If the courts are going to apply this second definition of “transformativeness,” then it seems the consideration ought not to carry any more weight than the other factors because the second definition provides a basis for large-scale, corporate-funded uses of millions of works in a way that the first definition does not.  In other words Google Books may be deemed a fair use in the end, but it is not sensible that the application of “transformativeness” in Campbell be applied.  As it stands, the courts appear to be giving the same weight to “transformativeness” while using two very different definitions of the word.

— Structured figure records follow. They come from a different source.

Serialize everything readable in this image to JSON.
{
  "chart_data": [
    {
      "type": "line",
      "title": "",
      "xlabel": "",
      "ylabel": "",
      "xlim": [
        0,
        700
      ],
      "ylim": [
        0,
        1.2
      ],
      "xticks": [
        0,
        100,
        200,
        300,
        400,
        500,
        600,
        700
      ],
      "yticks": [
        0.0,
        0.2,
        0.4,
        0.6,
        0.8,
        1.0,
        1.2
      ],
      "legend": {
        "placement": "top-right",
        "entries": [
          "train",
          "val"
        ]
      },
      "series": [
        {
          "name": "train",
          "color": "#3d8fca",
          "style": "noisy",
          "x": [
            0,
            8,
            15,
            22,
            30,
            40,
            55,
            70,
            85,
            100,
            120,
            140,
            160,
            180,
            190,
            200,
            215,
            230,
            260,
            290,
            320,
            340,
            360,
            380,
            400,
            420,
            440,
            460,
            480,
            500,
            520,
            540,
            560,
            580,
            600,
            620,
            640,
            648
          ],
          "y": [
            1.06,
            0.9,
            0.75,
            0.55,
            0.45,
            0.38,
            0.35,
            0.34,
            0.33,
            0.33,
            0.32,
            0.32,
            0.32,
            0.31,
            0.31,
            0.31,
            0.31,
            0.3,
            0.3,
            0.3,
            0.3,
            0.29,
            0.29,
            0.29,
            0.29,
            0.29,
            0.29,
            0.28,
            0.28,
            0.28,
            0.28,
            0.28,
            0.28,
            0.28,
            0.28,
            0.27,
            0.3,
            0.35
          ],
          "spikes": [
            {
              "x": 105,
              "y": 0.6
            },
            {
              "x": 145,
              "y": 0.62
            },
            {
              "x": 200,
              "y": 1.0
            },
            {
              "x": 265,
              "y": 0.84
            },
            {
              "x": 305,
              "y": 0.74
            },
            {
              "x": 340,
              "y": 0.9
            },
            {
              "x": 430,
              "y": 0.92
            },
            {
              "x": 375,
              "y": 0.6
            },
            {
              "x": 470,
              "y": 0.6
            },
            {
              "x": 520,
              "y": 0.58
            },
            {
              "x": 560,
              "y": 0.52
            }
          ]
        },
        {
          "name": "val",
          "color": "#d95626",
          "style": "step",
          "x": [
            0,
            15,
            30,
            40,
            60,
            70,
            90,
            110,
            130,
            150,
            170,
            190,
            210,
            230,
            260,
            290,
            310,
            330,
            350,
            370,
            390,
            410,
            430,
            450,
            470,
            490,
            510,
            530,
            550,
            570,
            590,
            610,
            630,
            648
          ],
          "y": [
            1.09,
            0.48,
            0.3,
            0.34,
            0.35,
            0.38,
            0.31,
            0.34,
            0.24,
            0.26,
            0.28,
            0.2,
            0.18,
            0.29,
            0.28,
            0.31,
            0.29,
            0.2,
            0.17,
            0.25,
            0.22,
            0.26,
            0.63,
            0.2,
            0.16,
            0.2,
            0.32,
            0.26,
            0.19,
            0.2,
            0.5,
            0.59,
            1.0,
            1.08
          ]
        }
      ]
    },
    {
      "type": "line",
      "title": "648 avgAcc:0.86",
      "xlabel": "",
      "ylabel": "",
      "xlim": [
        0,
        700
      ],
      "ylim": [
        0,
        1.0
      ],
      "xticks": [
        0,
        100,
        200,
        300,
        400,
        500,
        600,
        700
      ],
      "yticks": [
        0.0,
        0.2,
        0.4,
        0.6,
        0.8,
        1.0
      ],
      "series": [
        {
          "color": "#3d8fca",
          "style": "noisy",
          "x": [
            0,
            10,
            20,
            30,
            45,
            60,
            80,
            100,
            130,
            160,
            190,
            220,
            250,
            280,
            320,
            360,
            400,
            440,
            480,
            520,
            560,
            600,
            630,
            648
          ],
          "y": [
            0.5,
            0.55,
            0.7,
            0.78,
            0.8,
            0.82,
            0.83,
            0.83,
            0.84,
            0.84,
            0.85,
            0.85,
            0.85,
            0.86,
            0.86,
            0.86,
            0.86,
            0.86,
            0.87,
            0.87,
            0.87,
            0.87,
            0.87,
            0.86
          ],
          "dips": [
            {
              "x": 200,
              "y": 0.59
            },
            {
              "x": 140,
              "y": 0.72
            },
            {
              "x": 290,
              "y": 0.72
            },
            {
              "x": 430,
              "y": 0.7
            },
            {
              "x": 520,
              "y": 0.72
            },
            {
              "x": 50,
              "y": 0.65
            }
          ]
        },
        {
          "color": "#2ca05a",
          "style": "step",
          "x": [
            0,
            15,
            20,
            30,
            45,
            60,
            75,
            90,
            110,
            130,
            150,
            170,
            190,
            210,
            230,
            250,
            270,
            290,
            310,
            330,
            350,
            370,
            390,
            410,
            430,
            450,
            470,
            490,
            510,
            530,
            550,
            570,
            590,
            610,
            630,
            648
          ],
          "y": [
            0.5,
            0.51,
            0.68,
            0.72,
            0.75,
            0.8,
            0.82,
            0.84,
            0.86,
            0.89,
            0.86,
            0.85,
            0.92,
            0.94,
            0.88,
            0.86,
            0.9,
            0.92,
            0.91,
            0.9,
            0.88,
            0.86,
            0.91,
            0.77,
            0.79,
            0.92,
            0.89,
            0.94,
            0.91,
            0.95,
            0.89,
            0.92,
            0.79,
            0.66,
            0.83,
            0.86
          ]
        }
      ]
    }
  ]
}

Semantically speaking, I would argue that transformative is not exactly the right word to use when one specifically wants to describe some measure of modification to an existing thing like a creative expression.  The term is problematic because it begs exactly the confusion we now have in the courts—because transformative more properly describes the effects of an invention or expression to the external world (e.g. electricity was transformative in that it made modern society). While it would not be wrong in common parlance to describe, for instance, Jeff Buckley’s rendition of Leonard Cohen’s “Hallelujah” as “transformative,” even this usage would generally tend to convey that both song and listener are in some way transformed.  But in law, this is too vague.  This is why the attorneys refer to a term of art –a definition that is established within the language of the law that may or may not conform to everyday usage.  Sydnor points out that Leval himself provides little guidance in this regard when he quotes the judge thus:

“The word “transformative” cannot be taken too literally as a sufficient key to understanding the elements of fair use. It is rather a suggestive symbol for a complex thought….”

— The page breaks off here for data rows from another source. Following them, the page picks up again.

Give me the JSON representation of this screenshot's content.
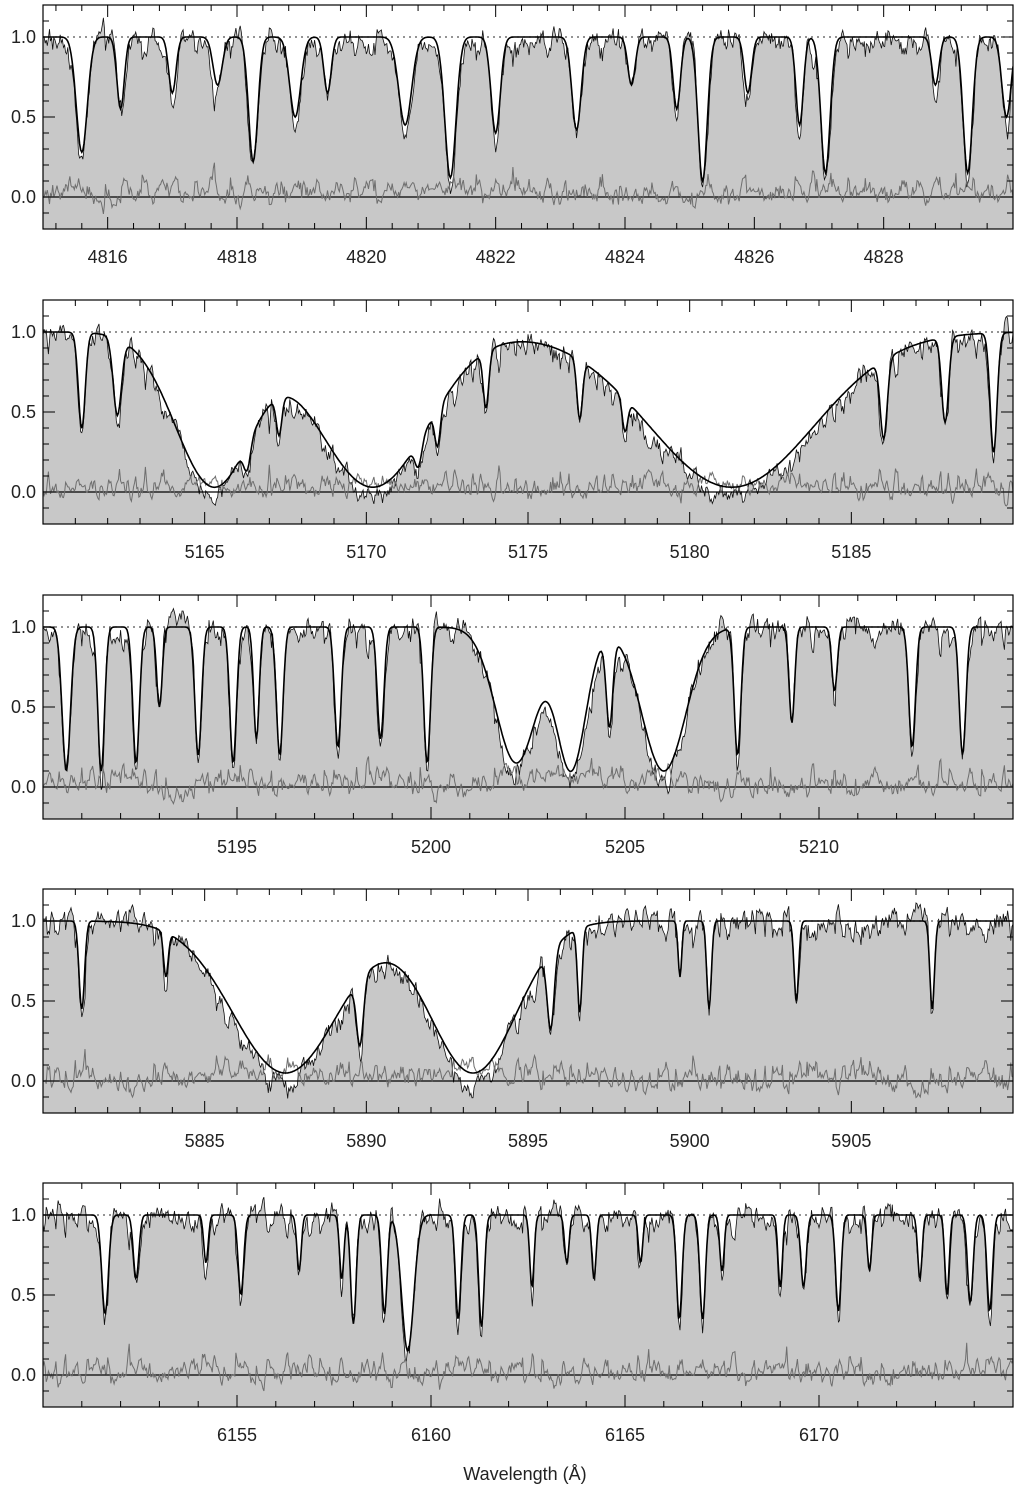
{
  "figure": {
    "xlabel": "Wavelength (Å)"
  },
  "colors": {
    "observed_fill": "#c8c8c8",
    "observed_line": "#111111",
    "model_line": "#000000",
    "residual_line": "#6e6e6e",
    "continuum_dotted": "#555555",
    "axis": "#000000"
  },
  "chart_data": [
    {
      "type": "line",
      "panel": 1,
      "xlim": [
        4815,
        4830
      ],
      "ylim": [
        -0.2,
        1.2
      ],
      "xticks": [
        4816,
        4818,
        4820,
        4822,
        4824,
        4826,
        4828
      ],
      "xtick_labels": [
        "4816",
        "4818",
        "4820",
        "4822",
        "4824",
        "4826",
        "4828"
      ],
      "yticks": [
        0.0,
        0.5,
        1.0
      ],
      "ytick_labels": [
        "0.0",
        "0.5",
        "1.0"
      ],
      "reference_lines": [
        {
          "y": 1.0,
          "style": "dotted"
        },
        {
          "y": 0.0,
          "style": "solid"
        }
      ],
      "absorption_lines": [
        {
          "x": 4815.6,
          "depth": 0.72,
          "width": 0.12
        },
        {
          "x": 4816.2,
          "depth": 0.45,
          "width": 0.08
        },
        {
          "x": 4817.0,
          "depth": 0.35,
          "width": 0.08
        },
        {
          "x": 4817.7,
          "depth": 0.3,
          "width": 0.1
        },
        {
          "x": 4818.25,
          "depth": 0.78,
          "width": 0.1
        },
        {
          "x": 4818.9,
          "depth": 0.5,
          "width": 0.12
        },
        {
          "x": 4819.4,
          "depth": 0.35,
          "width": 0.08
        },
        {
          "x": 4820.6,
          "depth": 0.55,
          "width": 0.14
        },
        {
          "x": 4821.3,
          "depth": 0.88,
          "width": 0.12
        },
        {
          "x": 4822.0,
          "depth": 0.6,
          "width": 0.1
        },
        {
          "x": 4823.25,
          "depth": 0.58,
          "width": 0.1
        },
        {
          "x": 4824.1,
          "depth": 0.3,
          "width": 0.08
        },
        {
          "x": 4824.8,
          "depth": 0.45,
          "width": 0.08
        },
        {
          "x": 4825.2,
          "depth": 0.9,
          "width": 0.1
        },
        {
          "x": 4825.9,
          "depth": 0.35,
          "width": 0.08
        },
        {
          "x": 4826.7,
          "depth": 0.55,
          "width": 0.08
        },
        {
          "x": 4827.1,
          "depth": 0.85,
          "width": 0.1
        },
        {
          "x": 4828.8,
          "depth": 0.3,
          "width": 0.08
        },
        {
          "x": 4829.3,
          "depth": 0.85,
          "width": 0.1
        },
        {
          "x": 4829.9,
          "depth": 0.5,
          "width": 0.1
        }
      ],
      "broad_lines": []
    },
    {
      "type": "line",
      "panel": 2,
      "xlim": [
        5160,
        5190
      ],
      "ylim": [
        -0.2,
        1.2
      ],
      "xticks": [
        5165,
        5170,
        5175,
        5180,
        5185
      ],
      "xtick_labels": [
        "5165",
        "5170",
        "5175",
        "5180",
        "5185"
      ],
      "yticks": [
        0.0,
        0.5,
        1.0
      ],
      "ytick_labels": [
        "0.0",
        "0.5",
        "1.0"
      ],
      "reference_lines": [
        {
          "y": 1.0,
          "style": "dotted"
        },
        {
          "y": 0.0,
          "style": "solid"
        }
      ],
      "absorption_lines": [
        {
          "x": 5161.2,
          "depth": 0.6,
          "width": 0.15
        },
        {
          "x": 5162.3,
          "depth": 0.5,
          "width": 0.18
        },
        {
          "x": 5166.3,
          "depth": 0.55,
          "width": 0.15
        },
        {
          "x": 5167.3,
          "depth": 0.4,
          "width": 0.12
        },
        {
          "x": 5171.6,
          "depth": 0.5,
          "width": 0.15
        },
        {
          "x": 5172.2,
          "depth": 0.45,
          "width": 0.12
        },
        {
          "x": 5173.7,
          "depth": 0.4,
          "width": 0.12
        },
        {
          "x": 5176.6,
          "depth": 0.45,
          "width": 0.12
        },
        {
          "x": 5178.0,
          "depth": 0.35,
          "width": 0.12
        },
        {
          "x": 5186.0,
          "depth": 0.6,
          "width": 0.15
        },
        {
          "x": 5187.9,
          "depth": 0.55,
          "width": 0.15
        },
        {
          "x": 5189.4,
          "depth": 0.75,
          "width": 0.15
        }
      ],
      "broad_lines": [
        {
          "x": 5165.3,
          "depth": 0.97,
          "width": 1.7
        },
        {
          "x": 5170.2,
          "depth": 0.97,
          "width": 2.4
        },
        {
          "x": 5181.3,
          "depth": 0.97,
          "width": 3.6
        }
      ]
    },
    {
      "type": "line",
      "panel": 3,
      "xlim": [
        5190,
        5215
      ],
      "ylim": [
        -0.2,
        1.2
      ],
      "xticks": [
        5195,
        5200,
        5205,
        5210
      ],
      "xtick_labels": [
        "5195",
        "5200",
        "5205",
        "5210"
      ],
      "yticks": [
        0.0,
        0.5,
        1.0
      ],
      "ytick_labels": [
        "0.0",
        "0.5",
        "1.0"
      ],
      "reference_lines": [
        {
          "y": 1.0,
          "style": "dotted"
        },
        {
          "y": 0.0,
          "style": "solid"
        }
      ],
      "absorption_lines": [
        {
          "x": 5190.6,
          "depth": 0.9,
          "width": 0.15
        },
        {
          "x": 5191.5,
          "depth": 0.9,
          "width": 0.12
        },
        {
          "x": 5192.4,
          "depth": 0.85,
          "width": 0.12
        },
        {
          "x": 5193.0,
          "depth": 0.5,
          "width": 0.1
        },
        {
          "x": 5194.0,
          "depth": 0.8,
          "width": 0.12
        },
        {
          "x": 5194.9,
          "depth": 0.85,
          "width": 0.12
        },
        {
          "x": 5195.5,
          "depth": 0.7,
          "width": 0.1
        },
        {
          "x": 5196.1,
          "depth": 0.8,
          "width": 0.12
        },
        {
          "x": 5197.6,
          "depth": 0.75,
          "width": 0.12
        },
        {
          "x": 5198.7,
          "depth": 0.7,
          "width": 0.12
        },
        {
          "x": 5199.9,
          "depth": 0.85,
          "width": 0.12
        },
        {
          "x": 5204.6,
          "depth": 0.6,
          "width": 0.12
        },
        {
          "x": 5207.9,
          "depth": 0.8,
          "width": 0.12
        },
        {
          "x": 5209.3,
          "depth": 0.6,
          "width": 0.1
        },
        {
          "x": 5210.4,
          "depth": 0.4,
          "width": 0.1
        },
        {
          "x": 5212.4,
          "depth": 0.75,
          "width": 0.12
        },
        {
          "x": 5213.7,
          "depth": 0.8,
          "width": 0.12
        }
      ],
      "broad_lines": [
        {
          "x": 5202.2,
          "depth": 0.85,
          "width": 0.75
        },
        {
          "x": 5203.6,
          "depth": 0.9,
          "width": 0.55
        },
        {
          "x": 5206.0,
          "depth": 0.9,
          "width": 0.8
        }
      ]
    },
    {
      "type": "line",
      "panel": 4,
      "xlim": [
        5880,
        5910
      ],
      "ylim": [
        -0.2,
        1.2
      ],
      "xticks": [
        5885,
        5890,
        5895,
        5900,
        5905
      ],
      "xtick_labels": [
        "5885",
        "5890",
        "5895",
        "5900",
        "5905"
      ],
      "yticks": [
        0.0,
        0.5,
        1.0
      ],
      "ytick_labels": [
        "0.0",
        "0.5",
        "1.0"
      ],
      "reference_lines": [
        {
          "y": 1.0,
          "style": "dotted"
        },
        {
          "y": 0.0,
          "style": "solid"
        }
      ],
      "absorption_lines": [
        {
          "x": 5881.2,
          "depth": 0.55,
          "width": 0.12
        },
        {
          "x": 5883.8,
          "depth": 0.3,
          "width": 0.1
        },
        {
          "x": 5889.8,
          "depth": 0.65,
          "width": 0.15
        },
        {
          "x": 5895.7,
          "depth": 0.6,
          "width": 0.15
        },
        {
          "x": 5896.6,
          "depth": 0.55,
          "width": 0.1
        },
        {
          "x": 5899.7,
          "depth": 0.35,
          "width": 0.08
        },
        {
          "x": 5900.6,
          "depth": 0.55,
          "width": 0.1
        },
        {
          "x": 5903.3,
          "depth": 0.5,
          "width": 0.1
        },
        {
          "x": 5907.5,
          "depth": 0.55,
          "width": 0.1
        }
      ],
      "broad_lines": [
        {
          "x": 5887.5,
          "depth": 0.95,
          "width": 2.3
        },
        {
          "x": 5893.3,
          "depth": 0.95,
          "width": 1.9
        }
      ]
    },
    {
      "type": "line",
      "panel": 5,
      "xlim": [
        6150,
        6175
      ],
      "ylim": [
        -0.2,
        1.2
      ],
      "xticks": [
        6155,
        6160,
        6165,
        6170
      ],
      "xtick_labels": [
        "6155",
        "6160",
        "6165",
        "6170"
      ],
      "yticks": [
        0.0,
        0.5,
        1.0
      ],
      "ytick_labels": [
        "0.0",
        "0.5",
        "1.0"
      ],
      "reference_lines": [
        {
          "y": 1.0,
          "style": "dotted"
        },
        {
          "y": 0.0,
          "style": "solid"
        }
      ],
      "absorption_lines": [
        {
          "x": 6151.6,
          "depth": 0.62,
          "width": 0.12
        },
        {
          "x": 6152.4,
          "depth": 0.4,
          "width": 0.1
        },
        {
          "x": 6154.2,
          "depth": 0.3,
          "width": 0.08
        },
        {
          "x": 6155.1,
          "depth": 0.5,
          "width": 0.1
        },
        {
          "x": 6156.6,
          "depth": 0.35,
          "width": 0.08
        },
        {
          "x": 6157.7,
          "depth": 0.4,
          "width": 0.08
        },
        {
          "x": 6158.0,
          "depth": 0.68,
          "width": 0.1
        },
        {
          "x": 6158.8,
          "depth": 0.62,
          "width": 0.1
        },
        {
          "x": 6159.4,
          "depth": 0.85,
          "width": 0.22
        },
        {
          "x": 6160.7,
          "depth": 0.65,
          "width": 0.1
        },
        {
          "x": 6161.3,
          "depth": 0.7,
          "width": 0.1
        },
        {
          "x": 6162.6,
          "depth": 0.45,
          "width": 0.08
        },
        {
          "x": 6163.5,
          "depth": 0.3,
          "width": 0.08
        },
        {
          "x": 6164.2,
          "depth": 0.4,
          "width": 0.08
        },
        {
          "x": 6165.4,
          "depth": 0.3,
          "width": 0.08
        },
        {
          "x": 6166.4,
          "depth": 0.65,
          "width": 0.1
        },
        {
          "x": 6167.0,
          "depth": 0.65,
          "width": 0.1
        },
        {
          "x": 6167.5,
          "depth": 0.35,
          "width": 0.08
        },
        {
          "x": 6169.0,
          "depth": 0.45,
          "width": 0.08
        },
        {
          "x": 6169.6,
          "depth": 0.45,
          "width": 0.1
        },
        {
          "x": 6170.5,
          "depth": 0.6,
          "width": 0.1
        },
        {
          "x": 6171.3,
          "depth": 0.35,
          "width": 0.08
        },
        {
          "x": 6172.6,
          "depth": 0.4,
          "width": 0.08
        },
        {
          "x": 6173.3,
          "depth": 0.5,
          "width": 0.08
        },
        {
          "x": 6173.9,
          "depth": 0.55,
          "width": 0.1
        },
        {
          "x": 6174.4,
          "depth": 0.6,
          "width": 0.1
        }
      ],
      "broad_lines": []
    }
  ]
}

 “[T]he word “transformative,” if interpreted too broadly, can also seem to authorize copying that should fall within the scope of an author’s derivative rights. Attempts to find a circumspect shorthand for a complex concept are best understood as suggestive of a general direction, rather than as definitive descriptions.”

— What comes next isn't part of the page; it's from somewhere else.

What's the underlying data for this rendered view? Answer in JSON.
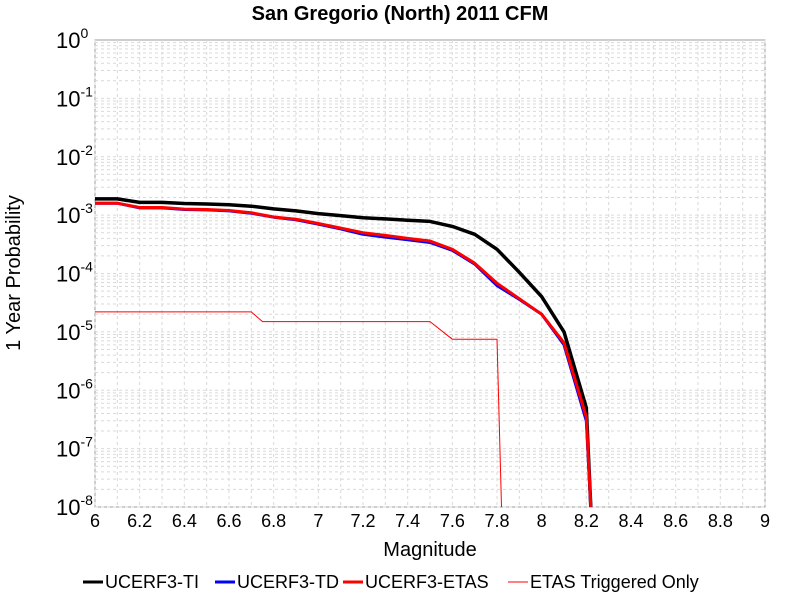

Right. I’m no legal scholar, but I think the concept “transformative” is a troublemaker.

Because the precedent SCOTUS ruling in Campbell is based on the use of “transformativeness” to describe the modification of an expressive work, it would make sense to settle upon this definition and to seek another term for considering functional uses akin to Google Books. As CEO of Copyright Alliance Keith Kupferschmid writes in a post on the organization’s website:

“The fair use doctrine is an equitable doctrine, but in functional use cases it hasnt worked that way because the transformative use test is ill equipped to effectively balance the competing interests at stake in these cases.  Fair use analysis should take into account not only the interests of owners and users but also the underlying policy objectives of the copyright law.  To account for these factors in a reasonable and balanced way, it is time for the courts to begin using a functional use test.”

Unfortunately for rights holders, the confusion about “transformativeness” that leaks into general consciousness results in a casual logic, which assumes that simply changing the context of a work, like placing a photograph on one’s Facebook page, is “transformative” enough to make a use fair.  Google Books is a misstep in that direction, and if this becomes the application of fair use, then that’s the ballgame.  There are no copyrights left. I can take your songs or images, put them on this blog, call it “transformative”, and get away with it.  That may be an attractive proposal to the internet industry, but it is far from the original intent of fair use doctrine in the copyright law, which was to protect expression, and it would have disastrous effects on the professional creative industry as we know it.


*Changed from original publication, which stated that the factors are considered by a three-judge panel.  As pointed out by Anonymous commenter, this is only true in an appellate court. A mistake I made in haste owing to the fact that many famous fair use cases are famous because they’ve gone to higher courts.